Small-molecule inhibitors PF74 and BI-2 prevent the binding of Nups containing FG repeats to the HIV-1 capsid. (A) HIV-1 viruses bearing changes on residue N57 are resistant to the inhibitory effects of PF74 and BI-2. Human HT1080 cells were challenged with the indicated HIV-1-GFP viruses in the presence of increasing concentrations of PF74 or BI-2. Infection was determined by measuring the percentage of GFP-positive cells 48 h postinfection. The percentage of infection relative to that of untreated samples is shown. Similar experiments were performed using human HeLa (B), dog Cf2Th (C), and human Jurkat (D) as target cells. (E) Binding of Nups to HIV-1 capsid is inhibited by PF74 and BI-2. The ability of the indicated Nups to bind in vitro-assembled HIV-1 CA-NC complexes in the presence of PF74 or BI-2 was measured as described in Materials and Methods. As a specificity control, we tested the ability of TRIMCyp to bind in vitro-assembled HIV-1 CA-NC complexes in the presence of PF74, BI-2, or cyclosporine (CsA). INPUT and BOUND fractions were analyzed by Western blotting using anti-GFP, anti-FLAG, or anti-p24 antibodies. As a positive control, we measured the ability of CPSF6 to bind in vitro-assembled HIV-1 CA-NC complexes in the presence of PF74 or BI-2. Results were analyzed using two-tailed Student's t test. Differences were considered statistically significant at a P value of <0.05 (*), <0.01 (**), <0.001 (***), or <0.0001 (****) or were nonsignificant (ns).

FIG 7

HIV-1 infection and integration site distribution.
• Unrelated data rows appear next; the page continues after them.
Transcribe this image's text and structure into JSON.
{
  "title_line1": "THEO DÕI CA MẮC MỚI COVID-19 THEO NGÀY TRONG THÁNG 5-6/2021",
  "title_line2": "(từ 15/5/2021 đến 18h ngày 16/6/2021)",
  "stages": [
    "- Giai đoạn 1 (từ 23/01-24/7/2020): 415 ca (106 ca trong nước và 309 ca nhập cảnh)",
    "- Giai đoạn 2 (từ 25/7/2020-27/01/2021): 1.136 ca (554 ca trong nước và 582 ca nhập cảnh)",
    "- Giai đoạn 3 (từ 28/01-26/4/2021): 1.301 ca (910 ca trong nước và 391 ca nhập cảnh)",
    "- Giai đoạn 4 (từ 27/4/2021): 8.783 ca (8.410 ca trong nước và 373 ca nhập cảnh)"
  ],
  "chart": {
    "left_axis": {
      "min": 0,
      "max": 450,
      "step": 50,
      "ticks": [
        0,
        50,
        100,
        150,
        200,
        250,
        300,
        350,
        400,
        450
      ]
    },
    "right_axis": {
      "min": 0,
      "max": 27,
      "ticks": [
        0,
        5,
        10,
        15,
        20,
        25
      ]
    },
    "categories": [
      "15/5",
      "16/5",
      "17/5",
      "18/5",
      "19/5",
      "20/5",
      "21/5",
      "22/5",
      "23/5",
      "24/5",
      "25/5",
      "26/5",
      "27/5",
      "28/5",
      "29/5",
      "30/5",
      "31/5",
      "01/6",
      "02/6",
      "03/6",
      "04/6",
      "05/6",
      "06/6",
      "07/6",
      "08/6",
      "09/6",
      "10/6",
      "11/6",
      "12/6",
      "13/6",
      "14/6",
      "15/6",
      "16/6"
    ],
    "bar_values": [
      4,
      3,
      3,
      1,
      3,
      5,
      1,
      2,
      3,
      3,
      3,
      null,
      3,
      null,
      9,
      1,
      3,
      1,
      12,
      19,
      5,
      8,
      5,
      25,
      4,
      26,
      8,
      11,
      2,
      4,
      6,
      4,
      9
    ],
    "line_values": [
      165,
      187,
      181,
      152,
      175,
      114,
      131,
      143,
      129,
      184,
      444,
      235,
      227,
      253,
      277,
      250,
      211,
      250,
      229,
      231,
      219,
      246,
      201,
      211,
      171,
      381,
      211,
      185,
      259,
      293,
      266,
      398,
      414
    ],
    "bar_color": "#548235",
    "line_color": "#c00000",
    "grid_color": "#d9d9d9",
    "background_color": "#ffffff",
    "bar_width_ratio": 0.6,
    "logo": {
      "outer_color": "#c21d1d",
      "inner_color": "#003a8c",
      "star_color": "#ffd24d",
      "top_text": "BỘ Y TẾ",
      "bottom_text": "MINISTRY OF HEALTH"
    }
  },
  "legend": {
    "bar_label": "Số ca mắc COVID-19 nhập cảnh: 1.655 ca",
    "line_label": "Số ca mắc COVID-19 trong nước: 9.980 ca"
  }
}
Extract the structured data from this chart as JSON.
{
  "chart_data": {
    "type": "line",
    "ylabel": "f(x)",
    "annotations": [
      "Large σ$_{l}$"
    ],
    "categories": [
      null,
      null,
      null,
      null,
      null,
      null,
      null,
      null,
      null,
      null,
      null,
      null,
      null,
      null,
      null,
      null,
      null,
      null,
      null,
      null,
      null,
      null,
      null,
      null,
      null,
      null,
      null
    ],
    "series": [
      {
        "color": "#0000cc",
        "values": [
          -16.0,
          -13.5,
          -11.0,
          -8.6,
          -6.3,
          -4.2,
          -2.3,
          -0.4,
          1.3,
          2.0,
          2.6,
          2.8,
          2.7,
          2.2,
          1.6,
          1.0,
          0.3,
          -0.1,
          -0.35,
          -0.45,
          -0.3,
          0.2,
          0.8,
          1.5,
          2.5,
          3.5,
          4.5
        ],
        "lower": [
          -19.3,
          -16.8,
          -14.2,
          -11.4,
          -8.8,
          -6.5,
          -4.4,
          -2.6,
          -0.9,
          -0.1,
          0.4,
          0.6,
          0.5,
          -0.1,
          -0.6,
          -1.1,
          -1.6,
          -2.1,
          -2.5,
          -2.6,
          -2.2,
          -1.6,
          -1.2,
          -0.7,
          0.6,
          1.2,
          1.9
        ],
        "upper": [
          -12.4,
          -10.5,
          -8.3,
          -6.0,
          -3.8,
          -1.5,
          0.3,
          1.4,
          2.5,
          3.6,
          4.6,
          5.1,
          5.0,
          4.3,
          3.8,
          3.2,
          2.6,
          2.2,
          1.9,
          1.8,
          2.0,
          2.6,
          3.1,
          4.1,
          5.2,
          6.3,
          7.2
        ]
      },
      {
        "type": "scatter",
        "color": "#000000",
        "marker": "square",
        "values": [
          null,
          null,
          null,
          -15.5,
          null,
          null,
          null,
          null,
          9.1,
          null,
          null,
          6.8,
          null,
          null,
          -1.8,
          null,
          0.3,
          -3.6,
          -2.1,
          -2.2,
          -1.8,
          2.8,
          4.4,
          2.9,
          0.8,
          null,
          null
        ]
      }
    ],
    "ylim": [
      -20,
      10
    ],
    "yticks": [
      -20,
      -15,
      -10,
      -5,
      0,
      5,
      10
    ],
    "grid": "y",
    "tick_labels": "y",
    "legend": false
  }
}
Shown is integration site distribution for wild-type and N57S and N74D HIV capsid mutant viruses: intergenic, intragenic, gene density, and alpha satellite. (A) Jurkat cells were challenged with the indicated HIV-1-Luc viruses. (Left) Infectivity was determined by measuring luciferase reporter activity at 48 hpi. (Middle) Late reverse transcription (LRT) was measured by quantitative PCR at 7 hpi as described in Materials and Methods. (Right) The number of proviruses integrated to the genome per cell (proviruses/cell) was determined using Alu-PCR. Asterisks indicate statistical significance in comparisons of one virus to another virus (determined by paired two-tailed Student's t tests; ns, nonsignificant; *, P < 0.05; ****, P < 0.0001). (B, left) Histograms representing the average gene density. (Middle) Percentage of integrations having an α-satellite region within an interval of 50 kb. (Right) Percentage of integrations classified as inter- or intragenic; intragenic integrations are those localized within 50 kb of a gene. (C, left) Percentage of integrations having a TSS within a 2.5-kb window. (Middle) Histogram recapitulating the percentage of integration sites at a distance of ≥100 kb from the TSS. (Right) Plots of the percentage of integrations grouped by distance from TSS in a 100-kb window; the matched random control (MRC) is represented in gray. (D, left) Percentage of integrations falling within a 50-kb window from any CpG island. (Right) Plot representing the percentage of integrations grouped by their distance from any CpG in a 0- to 50-kb range.

FIG 8

Analysis of nucleosome density around viral integration sites and the relationship between integration frequency and epigenetic mark density. (A) The plot shows the mean normalized coverage in 100-kb windows around the viral integration sites of each virus (WT, N57S, and N74D), as well as of matched random controls (MRC) for nucleosome density feature (data available for K562 cells in the UCSC database). (B) The plots show the mean normalized coverage for different histone modifications (derived from ChIP-seq data) in 100-kb windows around the viral integration sites of each virus (WT, N57S, and N74D) as well as of matched random controls (MRC). The plots show curve coverage signal for H3K4me1, H3K4me3, H3K36me3, and H4K20me1. Coverage was normalized to the number of tags.